Photo credit: John Tyson
Why is it we never think about safety until it is too late? Agriculture remains one of the most dangerous occupations in the United States. During 2016 in Pennsylvania alone, 27 people were killed in farm-related accidents. Maybe one of the worst statistics is that 4 of those 27 fatalities, 15%, were under the age of 19.
Many of the fatalities involved tractors, skid steers, or forklifts, and tractor overturns was a leading cause.
Now that I’ve shown you the statistics, what can you do? Well, the number one piece of safety equipment that can be used is the one that’s between your ears. Many accidents can be avoided if a little common sense is used. We all know not to try to operate a tractor from the ground or step over a running PTO shaft. So, why do it? Also use the safety equipment that comes with the tractor. A ROPS system can protect you from rollover, but only when you wear the seat belt!
Accidents involving the PTO also happen all too often. Some think that if a PTO shaft begins to grab them they can just pull away. Remember, a 540-rpm PTO shaft turns 9 times per second, and a 1,000-rpm shaft turns 16.6 times per second. Combine that with the horsepower of the engine turning it, and even Superman would have a hard time getting away. Keep PTO covers and guards in place; they do serve a purpose.
Part of farm life is children working on the farm with machinery, and these kids learn responsibility and work ethics. However, before you let your kids on machinery make sure they know how to operate it properly. Start them off slow with small, simple tasks. Also, remember that they learn by watching you. How safe are you? As I visit farms I often hear of near misses from accidents, and too often perhaps we wear that near miss as a badge of honor. As has been often quoted, “Those who do not learn from history are doomed to repeat it.”
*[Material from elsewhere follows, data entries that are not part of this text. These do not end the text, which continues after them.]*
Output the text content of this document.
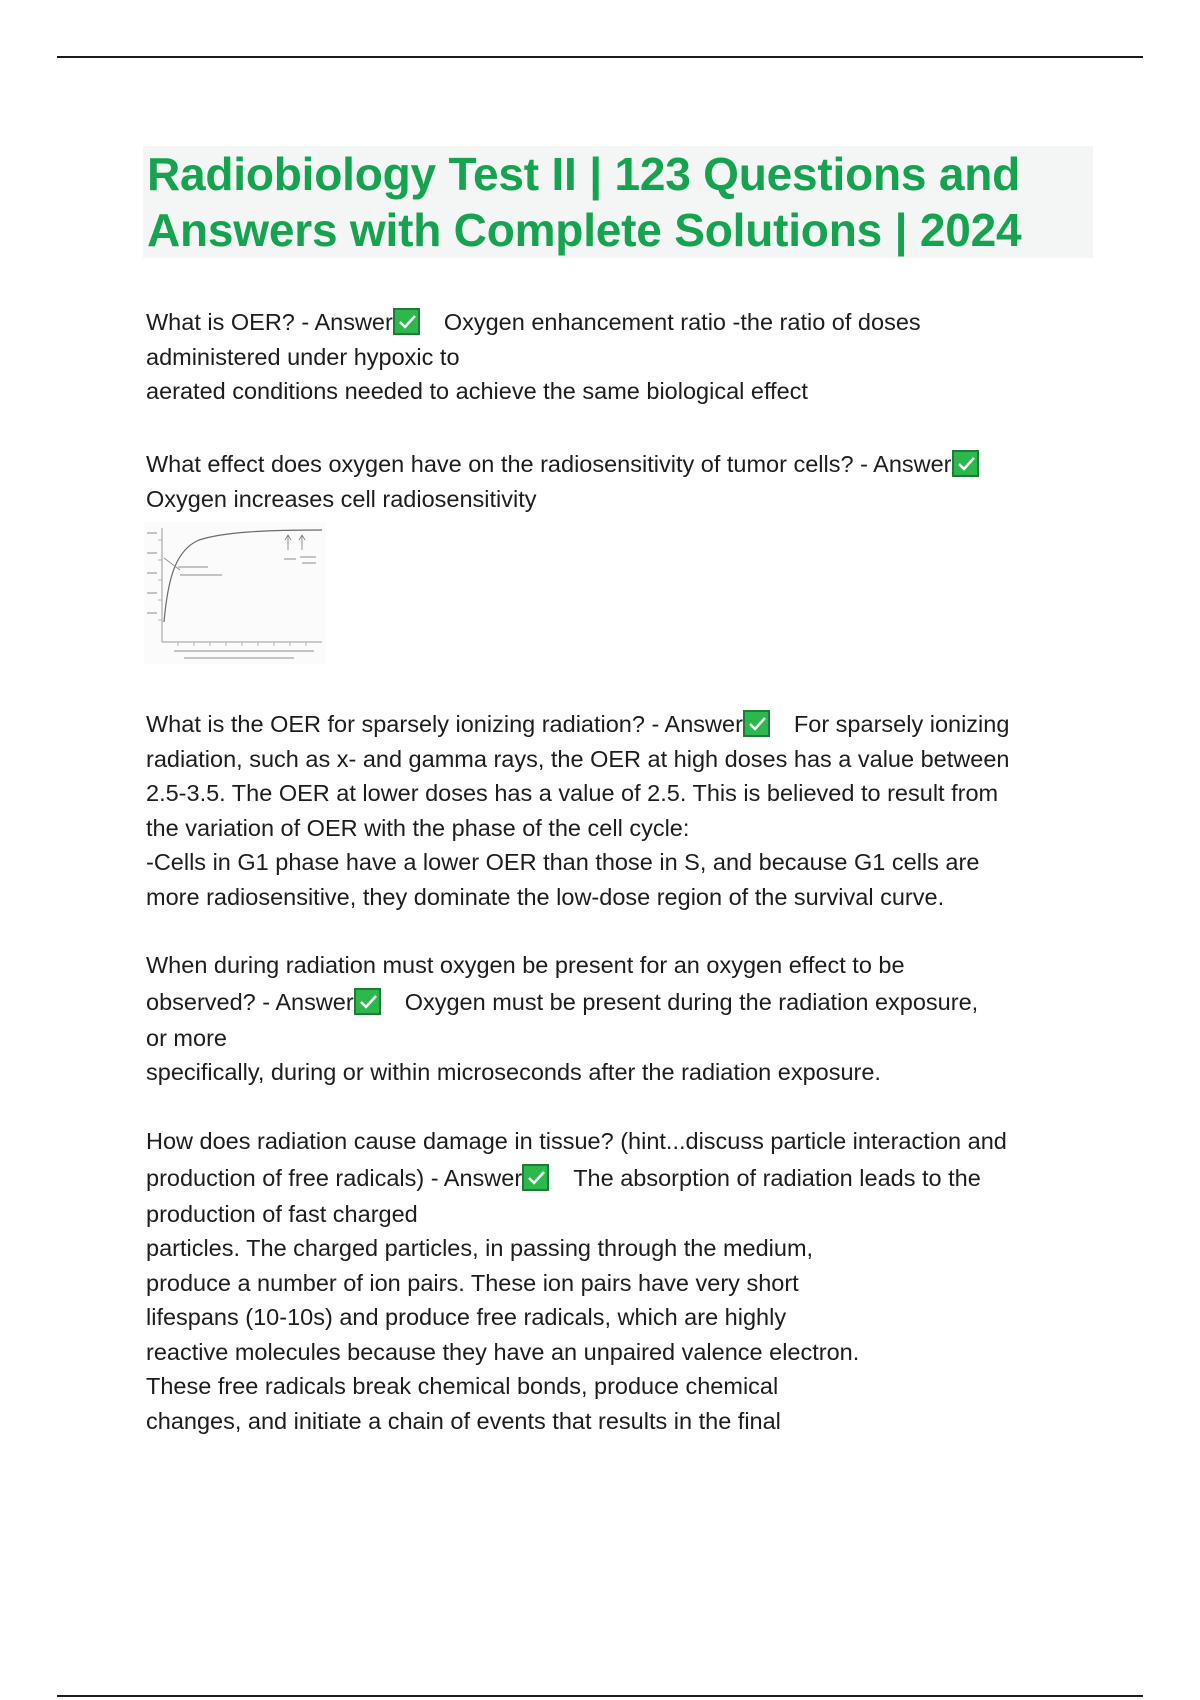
Radiobiology Test II | 123 Questions and
Answers with Complete Solutions | 2024
What is OER? - Answer Oxygen enhancement ratio -the ratio of doses
administered under hypoxic to
aerated conditions needed to achieve the same biological effect
What effect does oxygen have on the radiosensitivity of tumor cells? - Answer
Oxygen increases cell radiosensitivity
What is the OER for sparsely ionizing radiation? - Answer For sparsely ionizing
radiation, such as x- and gamma rays, the OER at high doses has a value between
2.5-3.5. The OER at lower doses has a value of 2.5. This is believed to result from
the variation of OER with the phase of the cell cycle:
-Cells in G1 phase have a lower OER than those in S, and because G1 cells are
more radiosensitive, they dominate the low-dose region of the survival curve.
When during radiation must oxygen be present for an oxygen effect to be
observed? - Answer Oxygen must be present during the radiation exposure,
or more
specifically, during or within microseconds after the radiation exposure.
How does radiation cause damage in tissue? (hint...discuss particle interaction and
production of free radicals) - Answer The absorption of radiation leads to the
production of fast charged
particles. The charged particles, in passing through the medium,
produce a number of ion pairs. These ion pairs have very short
lifespans (10-10s) and produce free radicals, which are highly
reactive molecules because they have an unpaired valence electron.
These free radicals break chemical bonds, produce chemical
changes, and initiate a chain of events that results in the final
The use of some personal protection can go a long way in protection against accidents and long term exposure problems. The most common protection areas are the hands, feet, eyes, ears, and skin. The two areas we don't protect enough are the ears and skin. Long term exposure to tractor and machinery noise can cause significant hearing loss. Many say if they wear ear plugs they can’t tell if the equipment is operating properly. Well, after 30 years of careful listening you may have a problem hearing anything at all. Skin cancer is another concern with long exposure to the sun. Simply using sunscreen and wearing a hat during the summer can significantly reduce your exposure and chances of skin problems later on.
Common hazards around the farm include animals, silos, grain bins, manure storage, farm ponds, pesticides, electrical equipment, and many more. So, what can you do to avoid accidents around the farm? Once again, common sense is your best defense: think before you act. To protect children, things like manure storage and ponds should be fenced, pesticides should be out of reach, and small children should be kept away from running equipment.
If nothing else, I ask that you use some common sense and think before you act during this fall's harvest. We don’t need to lose any more farmers or future farmers to accidents.